Flick y la nueva Enciclopedia de los Jóvenes Castores
El mérito de que el Camp Nou vuelva a ser un lugar en el que todo parece posible pertenece a un equipo empeñado en recordarnos qué demonios es eso de la felicidad en el fútbol: una emoción primaria que se escapa de los gráficos y los análisis estructurales


Hay algo en el nuevo Camp Nou que recuerda a Disneylandia. Pero no a la de los catálogos oficiales, con Mickey y Minnie sonriendo como funcionarios en horario de tarde y los superhéroes de Marvel -las nuevas princesas del parque- a medio camino entre la promesa de experiencias inmersivas y la defensa del convenio colectivo. Lo que evoca este nuevo estadio recién estrenado es la Disneylandia que imaginan los niños mucho antes de que sus padres cometan el sacrilegio de organizar la primera visita: un territorio libre de explicaciones racionales, un reino mágico donde las leyes de la física se pliegan a las emociones más puras y donde cada esquina se reserva un milagro dispuesto a explorarte en las orejas de ratón. Ese estado de nueva credulidad, de emoción sin límites, se ha reactivado entre la afición de un modo tan sencillo como accionar el interruptor de las escaleras cuando vuelves a casa.
Los regresos casi nunca son una mera cuestión de olor a pintura y algunas gotas de cemento sobre el parquet recién fregado. Cualquiera puede colgarse medallas que no le corresponden: desde los arquitectos que presentaron sus maquetas hasta los políticos que cortan las cintas y los banqueros que adelantan el dinero con sonrisa de Jafar. El mérito de que el Camp Nou vuelva a ser un lugar en el que todo parece posible pertenece, casi en exclusiva, a un equipo empeñado en recordarnos qué demonios es eso de la felicidad en el fútbol: una emoción primaria que se escapa de los gráficos y los análisis estructurales. Por si alguien lo había olvidado, bastaron tres partidos con olor a canelones en la cocina para recordar que dicha felicidad bebe de la identificación con los tuyos, del compañerismo entre la tropa, de esa gracia imprevisible que se contagia como un catarro y un punto de locura que no aparece en ningún libro de autoayuda: no existe editorial ni fondo de inversión que lo pueda reclamar como propiedad intelectual.
En el centro de todo está Hansi Flick: el alemán más mediterráneo de la historia reciente, casi un personaje extraviado en el típico anuncio veraniego de cervezas del país. La suya no es una adaptación al uso. No es el típico extranjero que entiende el contexto en dos fines de semana, sino todo lo contrario: no entiende nada y no se deja arrastrar por las mareas emocionales de un pueblo que exige sentir antes que pensar. Su foto del otro día, consolado por Raphinha como si acabara de suspender la Selectividad, bastó para desatar la rumorología habitual en un entorno sustentado por una especie de escepticismo vocacional. El Barça es un club que vive instalado en la certeza de que todo irá mal, aunque vaya bien.
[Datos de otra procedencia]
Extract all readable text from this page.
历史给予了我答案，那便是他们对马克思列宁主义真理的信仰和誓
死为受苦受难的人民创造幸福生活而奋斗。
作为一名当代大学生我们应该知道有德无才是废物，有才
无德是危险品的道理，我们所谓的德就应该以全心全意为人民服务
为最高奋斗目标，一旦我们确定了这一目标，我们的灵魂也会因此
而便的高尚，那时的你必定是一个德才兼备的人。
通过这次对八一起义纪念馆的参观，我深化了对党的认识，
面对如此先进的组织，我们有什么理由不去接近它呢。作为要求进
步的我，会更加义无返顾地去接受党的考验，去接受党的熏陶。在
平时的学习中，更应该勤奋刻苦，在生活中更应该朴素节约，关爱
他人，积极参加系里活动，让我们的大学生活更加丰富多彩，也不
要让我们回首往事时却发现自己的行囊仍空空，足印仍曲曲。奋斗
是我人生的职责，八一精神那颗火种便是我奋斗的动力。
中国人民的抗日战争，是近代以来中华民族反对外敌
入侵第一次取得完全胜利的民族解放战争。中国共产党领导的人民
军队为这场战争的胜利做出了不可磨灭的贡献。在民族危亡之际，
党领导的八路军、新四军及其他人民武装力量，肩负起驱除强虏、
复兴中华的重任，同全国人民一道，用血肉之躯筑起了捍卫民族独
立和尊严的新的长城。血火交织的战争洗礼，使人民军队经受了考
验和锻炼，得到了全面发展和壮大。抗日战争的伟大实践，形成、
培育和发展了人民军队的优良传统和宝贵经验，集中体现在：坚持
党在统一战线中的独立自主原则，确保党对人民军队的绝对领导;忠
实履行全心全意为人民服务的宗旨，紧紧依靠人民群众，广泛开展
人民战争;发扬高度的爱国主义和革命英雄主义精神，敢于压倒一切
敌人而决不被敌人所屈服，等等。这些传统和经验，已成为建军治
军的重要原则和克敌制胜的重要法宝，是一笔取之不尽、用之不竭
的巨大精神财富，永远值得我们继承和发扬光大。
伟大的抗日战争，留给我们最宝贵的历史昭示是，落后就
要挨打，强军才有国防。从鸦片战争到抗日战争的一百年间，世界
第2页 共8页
Que interpreta cualquier gesto como síntoma de una catástrofe inminente y que, en términos generales, parece sentirse más vivo entre las sombras que bajo las luces.
La foto de este martes, con un Flick exultante tras vencer al equipo de moda exhibiendo el fondo de armario de su guardería, desmontó de un plumazo todas las teorías conspirativas, las lecturas agobiantes de lunes por la mañana y los presagios de tormenta para el fin de semana. Así funciona el Barça desde el principio de los tiempos: brochazos apresurados y cierto temor existencial por parte de que quienes jamás disfrutarán de Disneylandia porque la infancia les queda lejos y la madurez, más lejos todavía. ¿Por qué iba a prometer nada un alemán que lo puede dar todo? Esa es, exactamente, la lección número uno de la nueva Enciclopedia de los Jóvenes Castores.